O secretário de Gestão do Planejamento classificou as críticas como infundadas. Ele diz que não há intenção de se fazer reajustes diferentes. Vianna disse ainda que os servidores de livre provimento são necessários para “oxigenar a máquina pública”. O número de cargos de confiança no Executivo bateu recorde este ano, chegando a 20,9 mil cargos, segundo Boletim Estatístico de Pessoal do Planejamento.
Brecha na brecha
O polêmico projeto estava sem movimentação na Câmara desde março deste ano. Naquele mês, ele foi aprovado pela Comissão de Trabalho, Administração e Serviço público da Câmara e recebeu uma emenda do relator, Marco Maia (PT-RS), que deixou em sobressalto os sindicalistas. A proposta enviada originalmente pelo Executivo criava as 2.477 funções comissionadas extinguindo o número de DAS correspondentes, para que não houvesse impacto orçamentário. O deputado da base do governo decidiu modificar o texto, deixando o Executivo “autorizado” a extinguir os DAS. “Isso abre a possibilidade de que se tenha uma duplicidade no pagamento, criando as novas funções e mantendo os DAS já existentes”, ponderou Oton Neves.

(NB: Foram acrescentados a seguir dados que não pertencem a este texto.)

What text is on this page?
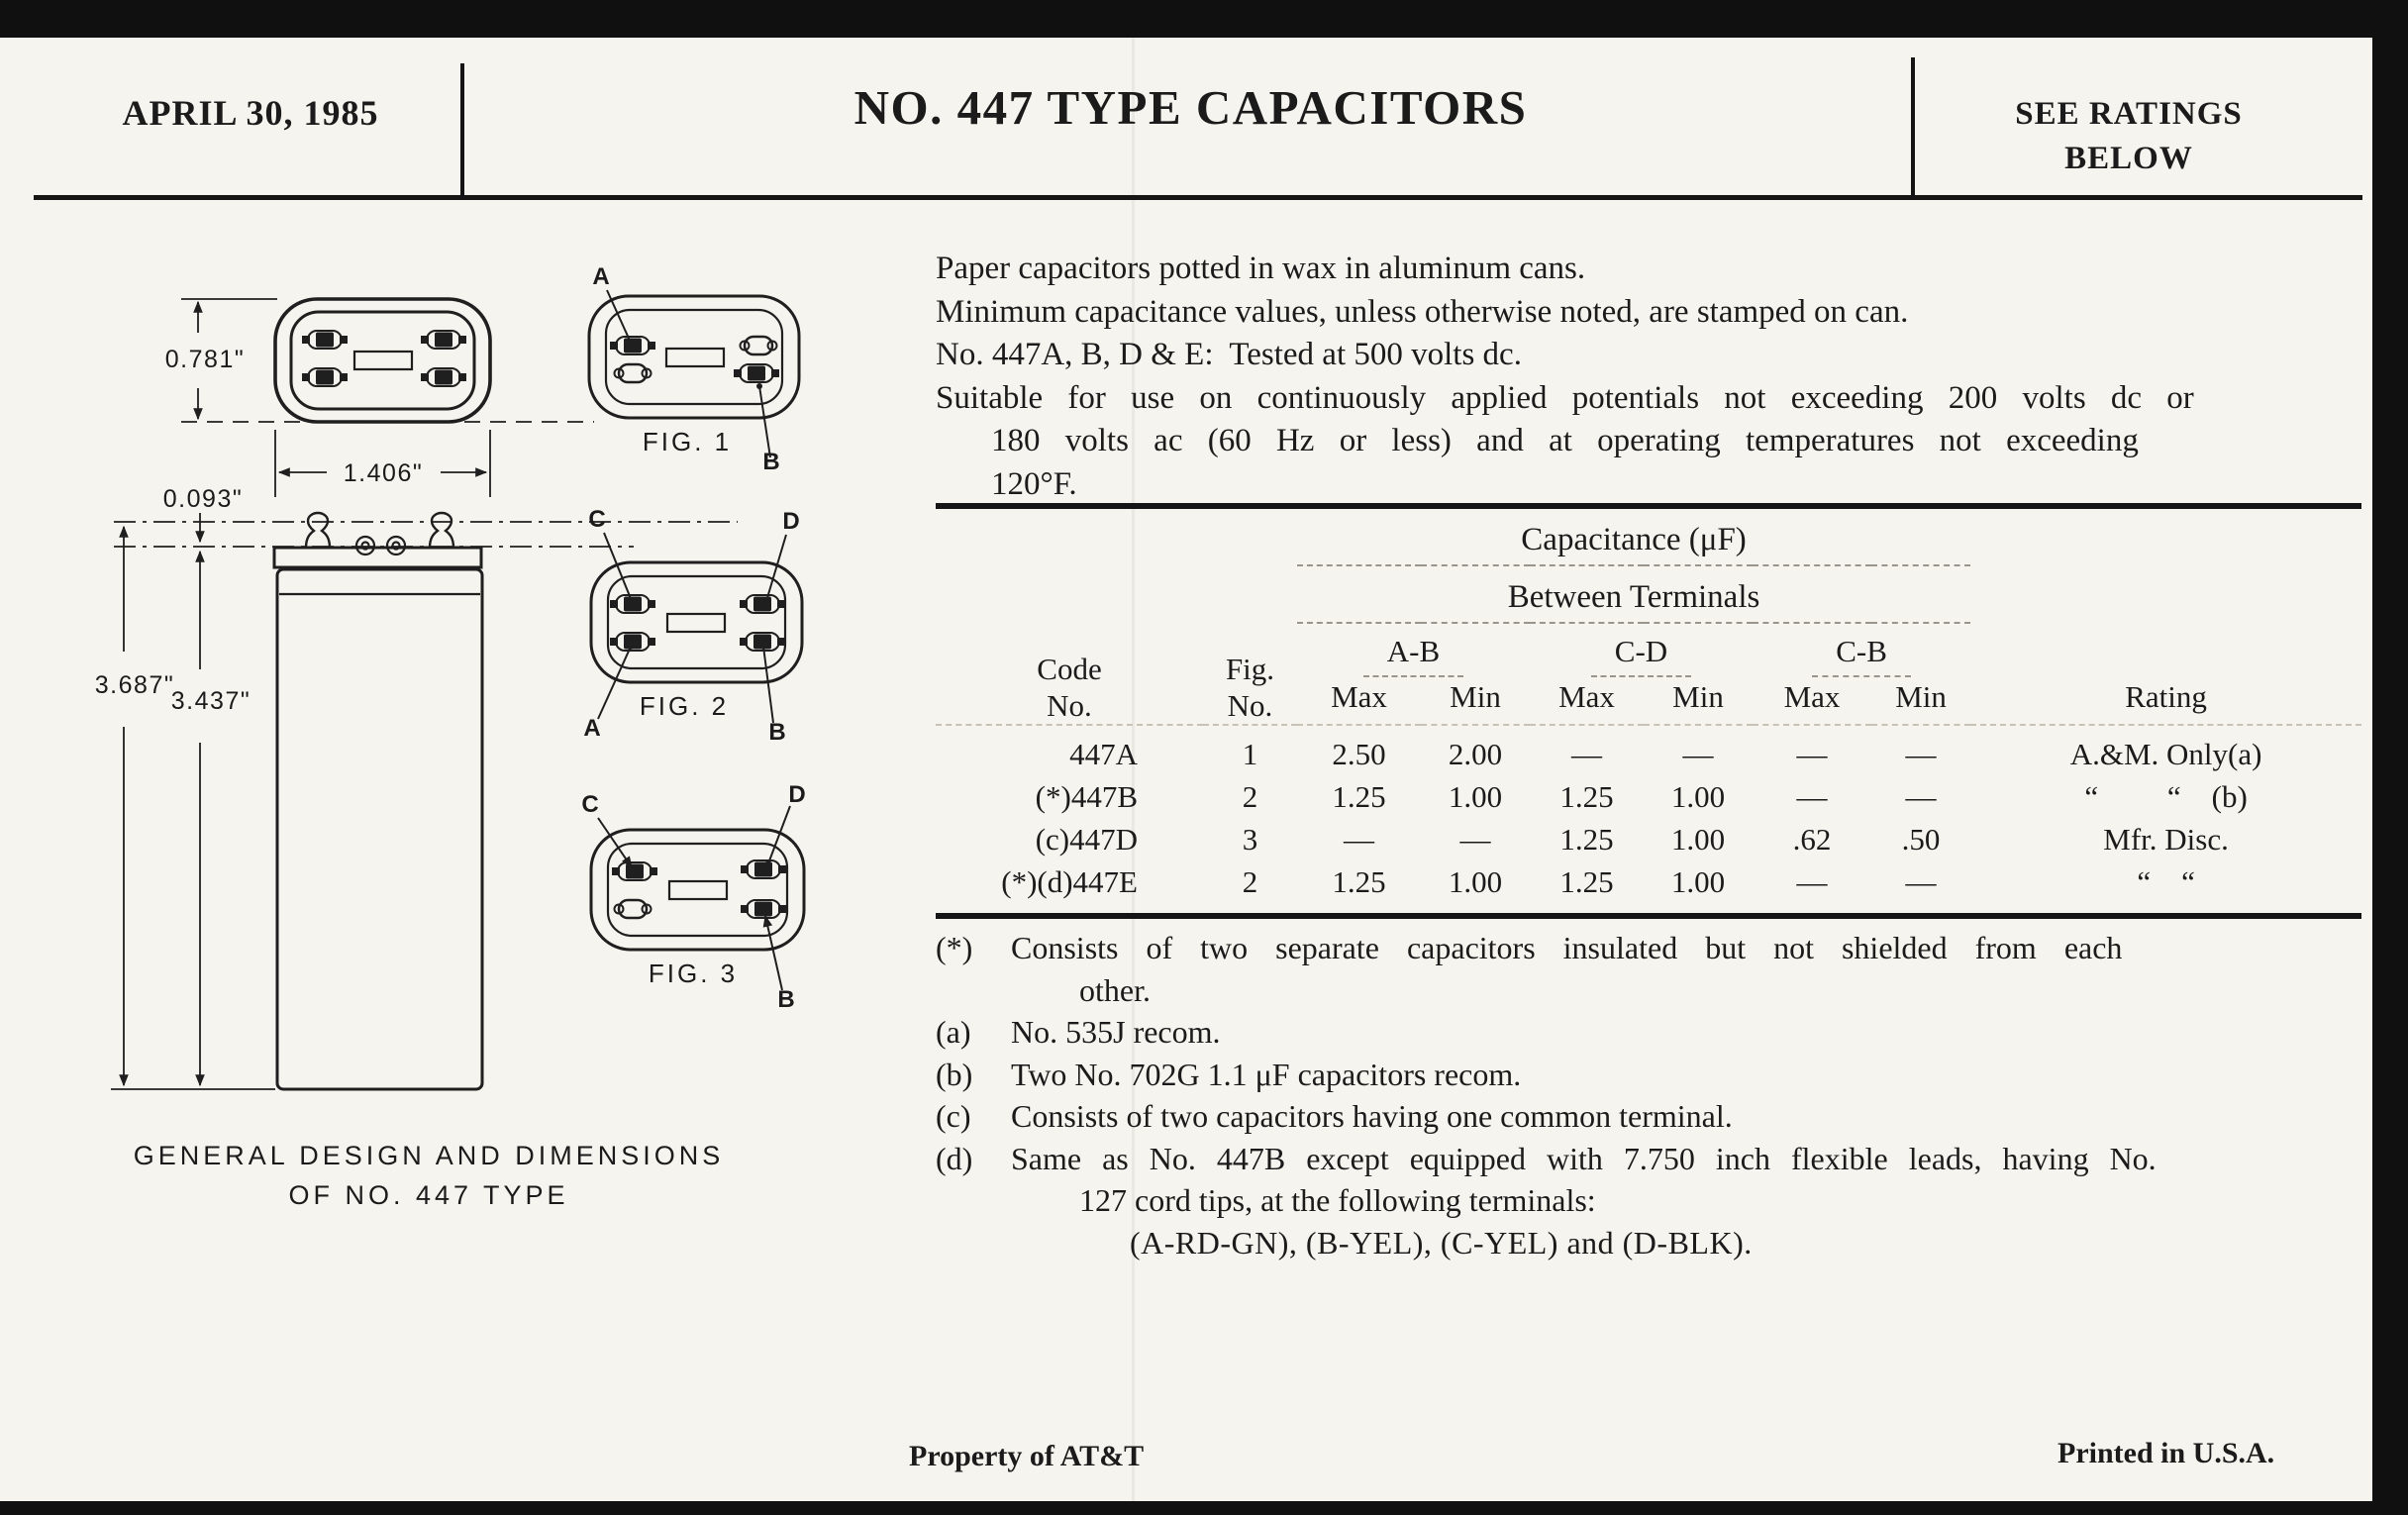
APRIL 30, 1985	NO. 447 TYPE CAPACITORS	SEE RATINGS
BELOW
0.781"
1.406"
0.093"
3.687"
3.437"
A
B
FIG. 1
C	D
A	B
FIG. 2
C	D
B
FIG. 3
GENERAL DESIGN AND DIMENSIONS
OF NO. 447 TYPE
Paper capacitors potted in wax in aluminum cans.
Minimum capacitance values, unless otherwise noted, are stamped on can.
No. 447A, B, D & E:  Tested at 500 volts dc.
Suitable for use on continuously applied potentials not exceeding 200 volts dc or
180 volts ac (60 Hz or less) and at operating temperatures not exceeding
120°F.
		Capacitance (μF)						
		Between Terminals						

Code
No.

Fig.
No.
	A-B	C-D	C-B	Rating
		Max	Min	Max	Min	Max	Min	
447A	1	2.50	2.00	—	—	—	—	A.&M. Only(a)
(*)447B	2	1.25	1.00	1.25	1.00	—	—	“         “    (b)
(c)447D	3	—	—	1.25	1.00	.62	.50	Mfr. Disc.
(*)(d)447E	2	1.25	1.00	1.25	1.00	—	—	“    “
(*)	Consists of two separate capacitors insulated but not shielded from each
other.
(a)	No. 535J recom.
(b)	Two No. 702G 1.1 μF capacitors recom.
(c)	Consists of two capacitors having one common terminal.
(d)	Same as No. 447B except equipped with 7.750 inch flexible leads, having No.
127 cord tips, at the following terminals:
(A-RD-GN), (B-YEL), (C-YEL) and (D-BLK).
Property of AT&T	Printed in U.S.A.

No relatório, Maia justificou a mudança dizendo que ela iria “flexibilizar” a ação do poder Executivo. O projeto tramita com a possibilidade de ter a votação concluída nas comissões, indo ao plenário apenas se houver recurso entre os membros dos colegiados. A matéria está agora nas mãos do deputado Vignatti (PT-SC), na Comissão de Finanças e Tributação. “Eu pedi que a consultoria desse uma olhada nele na última semana, para saber a situação em que ele está e ver se podemos colocar em pauta”, disse ao Correio. Depois disso, a proposta segue para a Comissão de Constituição e Justiça na Câmara.
Aumento de custos
A política de concessão de reajustes para servidores públicos, adotada com maior ênfase pelo governo do presidente Luiz Inácio Lula da Silva desde 2006, começa a apresentar impactos significativos na folha de pessoal pago com dinheiro da União. A última parcela do aumento concedido aos funcionários do Judiciário em 2006, por exemplo, foi computada em dezembro de 2008. Resultado: a despesa média mensal por servidor saltou de R$ 14,1 mil no ano passado para R$ 16,7 mil, calculados nos últimos 12 meses deste ano. A diferença, de 18,4%, é quatro vezes maior do que a inflação acumulada no mesmo período, que é 4,34%.

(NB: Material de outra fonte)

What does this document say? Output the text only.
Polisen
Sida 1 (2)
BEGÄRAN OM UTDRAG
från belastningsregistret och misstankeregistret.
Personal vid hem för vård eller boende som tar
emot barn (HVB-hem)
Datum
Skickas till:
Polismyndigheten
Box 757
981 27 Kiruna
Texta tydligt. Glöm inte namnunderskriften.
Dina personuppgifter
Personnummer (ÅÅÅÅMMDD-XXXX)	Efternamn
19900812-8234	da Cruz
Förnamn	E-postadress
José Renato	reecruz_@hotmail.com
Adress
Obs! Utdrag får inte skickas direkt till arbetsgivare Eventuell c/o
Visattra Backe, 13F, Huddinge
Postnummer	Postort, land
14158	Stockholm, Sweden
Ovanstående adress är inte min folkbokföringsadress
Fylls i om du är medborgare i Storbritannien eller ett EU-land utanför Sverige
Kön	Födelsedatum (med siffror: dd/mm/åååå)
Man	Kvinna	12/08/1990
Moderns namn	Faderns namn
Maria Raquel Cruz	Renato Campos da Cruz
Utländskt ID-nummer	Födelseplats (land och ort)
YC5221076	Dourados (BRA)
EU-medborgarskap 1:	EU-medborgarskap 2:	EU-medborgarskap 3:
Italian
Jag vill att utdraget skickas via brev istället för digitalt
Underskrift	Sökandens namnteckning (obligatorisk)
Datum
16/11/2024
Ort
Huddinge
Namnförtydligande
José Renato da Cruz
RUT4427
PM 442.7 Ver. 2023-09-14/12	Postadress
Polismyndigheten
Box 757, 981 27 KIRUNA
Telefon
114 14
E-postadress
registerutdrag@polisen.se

A reestruturação, promovida no ano passado, de diversas carreiras do Executivo também trouxe impacto significativo na folha de pessoal da União. A média de gastos com pagamento de servidores passou de R$ 4,8 mil para R$ 5,5 mil, um aumento de 12,7%. O Legislativo apresentou a menor variação proporcional: os gastos saltaram de R$ 12,5 mil para R$ 12,6 mil, mas Senado e Câmara já preparam seus respectivos planos de carreira. No total, a folha da União fechou o ano de 2008 em R$ 144,4 bilhões. O valor calculado pelo Planejamento em 2009 já está em R$ 161,8 bilhões.
O volume de gastos da União com o custeio da máquina será tema constante de debates nas eleições presidenciais de 2010. A candidata do PT, Dilma Rousseff, defenderá que o governo Lula reestruturou a máquina pública, que teria sido sucateada durante os governos tucanos. A tal reestruturação seria fruto das política de criação de carreiras e de revisão salarial.
A oposição, por sua vez, trata o gasto com pagamento de pessoal como uma bomba-relógio, que explodirá no colo do próximo governante. Isso porque muitos dos reajustes, a exemplo do concedido aos servidores do Judiciário, serão implementados em parcelas, ao longo dos próximos anos. Diz que o governo não tem condições de arcar com todos os compromissos assumidos. Nas eleições, questionarão a eficácia desses investimentos.